Sedangkan mantan Wakil Ketua Pansus UU KKR DPR M Akil Mochtar menilai
putusan Mahkamah Konstitusi itu membuat prospek penyelesaian masalah
HAM suram.
"Penyelesaian kasus pelanggaran HAM menjadi tidak jelas. Semua pihak
tidak punya komitmen untuk itu. Kalau MK menganjurkan rekonsiliasi
bangsa melalui jalur politik kan makin nggak jelas lagi".

"Putusan MK itu menutup para korban secara hukum untuk menggugat
pelaku pelanggaran HAM," kata Direktur Hukum Reform Institute, Ifdal
Kasim kepada Pembaruan, Jumat (8/12). Ifdal sangat menyayangkan MK
yang memutuskan mencabut semua isi UU KKR, padahal yang diminta
pemohon cuma tiga pasal. 


*    *    *

Walhasil, 'ceitera' mengenai perjuangan untuk diselenggarakannya
Rekonsiliasi Nasional atas dasar Kebenaran dan Keadilan, tampak masih
cukup rumit, banyak lika-likunya dan akan makan waktu lama. 
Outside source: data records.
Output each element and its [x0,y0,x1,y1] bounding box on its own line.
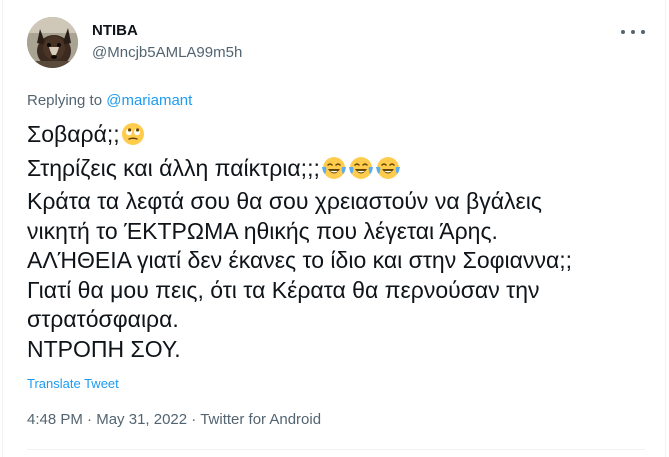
tweet-line: στρατόσφαιρα. [27,306,179,332]
face-with-tears-of-joy-icon [375,156,401,188]
tweet-line: Στηρίζεις και άλλη παίκτρια;;; [27,154,647,188]
replying-to: Replying to @mariamant [27,92,192,110]
separator: · [187,411,201,428]
face-with-tears-of-joy-icon [348,156,374,188]
dot [621,30,625,34]
tweet-metadata: 4:48 PM · May 31, 2022 · Twitter for And… [27,411,321,429]
tweet-source[interactable]: Twitter for Android [200,411,321,428]
tweet-line: Γιατί θα μου πεις, ότι τα Κέρατα θα περν… [27,276,540,303]
separator: · [82,411,97,428]
user-handle[interactable]: @Mncjb5AMLA99m5h [92,43,242,62]
translate-tweet-link[interactable]: Translate Tweet [27,376,119,392]
tweet-line-text: Στηρίζεις και άλλη παίκτρια;;; [27,154,320,181]
tweet-line: ΝΤΡΟΠΗ ΣΟΥ. [27,335,181,362]
author-names: NTIBA @Mncjb5AMLA99m5h [92,22,242,62]
dot [631,30,635,34]
face-with-tears-of-joy-icon [321,156,347,188]
tweet-date[interactable]: May 31, 2022 [96,411,187,428]
avatar[interactable] [27,17,78,68]
more-horizontal-icon[interactable] [621,22,645,42]
dot [641,30,645,34]
divider [27,449,645,450]
tweet-time[interactable]: 4:48 PM [27,411,83,428]
mention-link[interactable]: @mariamant [106,92,192,109]
replying-prefix: Replying to [27,92,107,109]
face-with-rolling-eyes-icon [121,122,145,154]
tweet-line: Κράτα τα λεφτά σου θα σου χρειαστούν να … [27,188,542,214]
display-name[interactable]: NTIBA [92,22,242,40]
tweet-line-text: Σοβαρά;; [27,121,120,147]
tweet-line: Σοβαρά;; [27,120,647,154]
tweet-text: Σοβαρά;; Στηρίζεις και άλλη παίκτρια;;; … [27,120,647,364]
dog-photo-avatar-icon [27,17,78,68]
tweet-line: νικητή το ΈΚΤΡΩΜΑ ηθικής που λέγεται Άρη… [27,217,498,244]
tweet-line: ΑΛΉΘΕΙΑ γιατί δεν έκανες το ίδιο και στη… [27,247,573,273]
tweet-card: NTIBA @Mncjb5AMLA99m5h Replying to @mari… [2,0,666,457]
Kita tidak bicara mengenai kasus-kasus pelanggaran HAM lainnya,
misalnya, kasus pembunuhan terhadap pejuang HAM Munir, yang sampai di
bawa ke luarnegeri. Meminta bantuan Belanda dan Amerika. Hal mana
menunjukkan bahwa lembaga peradilan Indonesia, lembaga kepolisian
tidak mampu (atau tidak punya political will yang memadai),  sehingga
mengenai kasus Munir-pun yang sudah kongkrit dijanjikan oleh Presiden
akan ditangani, nyatanya masih jauh dari solusi yang diharapkan. Masih
gelap siapa pelaku pembunuhan terhadap Munir. 

*   *   *

Keputusan Mahkamah Konstitusi mencabut secara utuh UU KKR tersebut,
telah membuka perdebatan dan diskusi baru lagi mengenai masalah
Rekonsiliasi Nasional atas dasar Kebenaran dan Keadilan. Dibukanya
perdebatan ini bisa punya dampak positif untuk mendidik masyarakat
mengenai masalah pemberlakuan HAM di Indonesia.

Kita sebut dua kasus saja, satu yang menyangkut UUKR dan putusan
Mahkamah Konstitusi, dan yang satunya kasus Munir. Itu saja sudah
cukup memberikan gambaran sampai dimana HAM sudah diberlakukan di
negara Republik Indonesia tercinta.

Berarti bahwa perjuangan pemberlakuan HAM di Indonesia masih akan
makan waktu lama, memerlukan usaha keras dan berani, sampai tampaknya
hasil-hasil pertama yang diharapkan.